Captioning technology and conventions allow us to stay a step ahead. A two-row caption expressing a call-and-response format (one person says something and then another person responds) can be processed very quickly when both lines of dialogue are displayed on the screen at once, in “pop-on” style. Reading both lines before the actors say them is usually a piece of cake. Longer stretches of discourse pose no great challenge for seasoned caption users either, who can (again, under the right conditions) read faster than the speaker can talk. Being able to read quickly one-, two-, or three-row captions allows users to focus more of their attention on the movie or show itself.

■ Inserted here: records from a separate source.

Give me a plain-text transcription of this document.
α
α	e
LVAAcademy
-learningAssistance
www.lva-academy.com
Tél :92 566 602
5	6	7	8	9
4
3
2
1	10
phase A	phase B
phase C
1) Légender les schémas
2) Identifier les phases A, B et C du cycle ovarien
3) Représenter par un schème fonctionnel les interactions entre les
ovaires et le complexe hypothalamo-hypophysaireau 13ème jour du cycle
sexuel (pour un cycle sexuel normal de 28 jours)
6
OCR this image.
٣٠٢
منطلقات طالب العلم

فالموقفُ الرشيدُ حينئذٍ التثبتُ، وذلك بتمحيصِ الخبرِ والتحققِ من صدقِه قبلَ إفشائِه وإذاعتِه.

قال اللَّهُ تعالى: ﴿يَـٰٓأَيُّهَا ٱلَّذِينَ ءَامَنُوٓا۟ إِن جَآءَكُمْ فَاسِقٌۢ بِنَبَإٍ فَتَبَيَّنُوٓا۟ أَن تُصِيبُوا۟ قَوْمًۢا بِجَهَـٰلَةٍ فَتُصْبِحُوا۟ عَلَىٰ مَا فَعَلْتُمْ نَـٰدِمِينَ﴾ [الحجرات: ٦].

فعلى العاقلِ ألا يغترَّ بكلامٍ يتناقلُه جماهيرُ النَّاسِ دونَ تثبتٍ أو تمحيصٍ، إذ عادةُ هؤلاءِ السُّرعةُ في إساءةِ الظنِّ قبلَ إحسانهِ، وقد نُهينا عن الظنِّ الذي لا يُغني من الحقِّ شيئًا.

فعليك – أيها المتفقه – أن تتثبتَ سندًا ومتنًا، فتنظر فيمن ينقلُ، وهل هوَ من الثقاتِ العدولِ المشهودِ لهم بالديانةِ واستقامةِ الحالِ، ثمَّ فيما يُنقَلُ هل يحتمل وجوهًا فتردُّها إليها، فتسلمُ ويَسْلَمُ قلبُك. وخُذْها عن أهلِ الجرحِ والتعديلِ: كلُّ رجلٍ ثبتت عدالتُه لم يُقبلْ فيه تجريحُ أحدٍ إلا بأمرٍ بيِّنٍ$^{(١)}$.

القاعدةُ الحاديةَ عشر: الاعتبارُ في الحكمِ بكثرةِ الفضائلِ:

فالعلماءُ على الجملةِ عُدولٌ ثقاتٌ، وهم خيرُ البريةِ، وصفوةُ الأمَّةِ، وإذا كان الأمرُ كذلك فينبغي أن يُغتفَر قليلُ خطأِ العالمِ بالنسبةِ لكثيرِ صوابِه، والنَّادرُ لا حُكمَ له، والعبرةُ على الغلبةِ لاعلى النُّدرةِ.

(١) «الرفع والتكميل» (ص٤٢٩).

In less than ideal conditions, poorly placed, ill-timed, and otherwise error-laden captions can create uptake problems for readers. In addition, live captions, in which captions are displayed a couple seconds after the accompanying words are spoken, simply do not allow users to engage in the kind of sophisticated, “one beat ahead” viewing style that occurs under the right conditions. In fact, live captions can make for a more demanding user experience, especially when they lag behind fast-paced, fast-talking shows.

But when captions are prerecorded to appear just before, at, or close to the moment when the accompanying audio begins, users can sometimes exploit the conventions of multi-row pop-on style captions to read ahead, even if reading ahead provides only the tiniest glimpse into the future. The flip side to knowing the future before everyone else is that the movie may not want you to know. The caption viewer may be out of sync, just slightly, with the action, or worse, stripped of the full experience of surprise and suspense.

Here’s a simple but powerful example from the 2008 movie Taken, starring Liam Neeson as a father trying to rescue his teenage daughter (Maggie Grace) from foreign kidnappers. (Spoiler alert) In this clip, the caption user recognizes a heartbeat before the non-caption user (or so I would argue) that because the bad guy’s captioned sentence is unfinished (“We can nego-”), he will be shot before he can finish saying “negotiate.” Of course, the caption user, like all viewers, also relies on context to make predictions about where the film is going: Neeson has already systematically killed everyone else on the boat, so it’s no big gamble to predict that this final bad guy — the one, at last, who is holding his daughter — will meet a similar fate, rather than the daughter being stabbed. That’s how these kinds of movies go, and we knew that walking in. But the caption tells us precisely when he will die (before he finishes that word in the caption) and how (by gunshot, since Neeson happens to be pointing a gun at the bad guy when Neeson walks into the room). (Graphic violence alert)

This text will be replaced

Perhaps it’s not an advantage to us, after all, when captions reveal secrets before the movie is ready to share them. But my larger point — encompassing any discussion of specific advantages or disadvantages — is that no one is really talking about the rhetoric of captioning, the ways in which captions (and text/image interplay more generally) create experiences for users that are different from uncaptioned experiences. Captions are not simply the text equivalent of spoken dialogue but create different opportunities for users, mediate meaning making differently, and, as I have begun to explore, add subtle and complex layers of meaning to video texts. A closer look at the rhetoric and style of closed captioning will prepare us to offer more pointed critiques of the limits of current thinking about captions — e.g. see Joe Clark’s excellent critique of “invariant-bottom-centred” captions — and, hopefully, improve caption technology and stylistic conventions in anticipation of that time very soon (should captioning of TV-like content become legally mandated on the Internet) when closed captioned video will be flooding the Web.

We don’t tend to talk about closed captions as providing, in some cases, a different (even advantageous) viewing experience over traditional, non-captioned ways of watching movies and TV shows. And yet I think that’s precisely what we need to talk about in order to bring closed captions closer to the mainstream. That’s what Web accessibility advocates do every time they discuss Web accessibility as benefiting everyone, not just users with disabilities. (Two quick examples: consider how Mobile Web Best Practices overlap with Web Accessibility Content Guidelines [e.g. see WAI], and how the practice of optimizing websites for search engines overlaps with the practice of making websites accessible [e.g. see McGee].)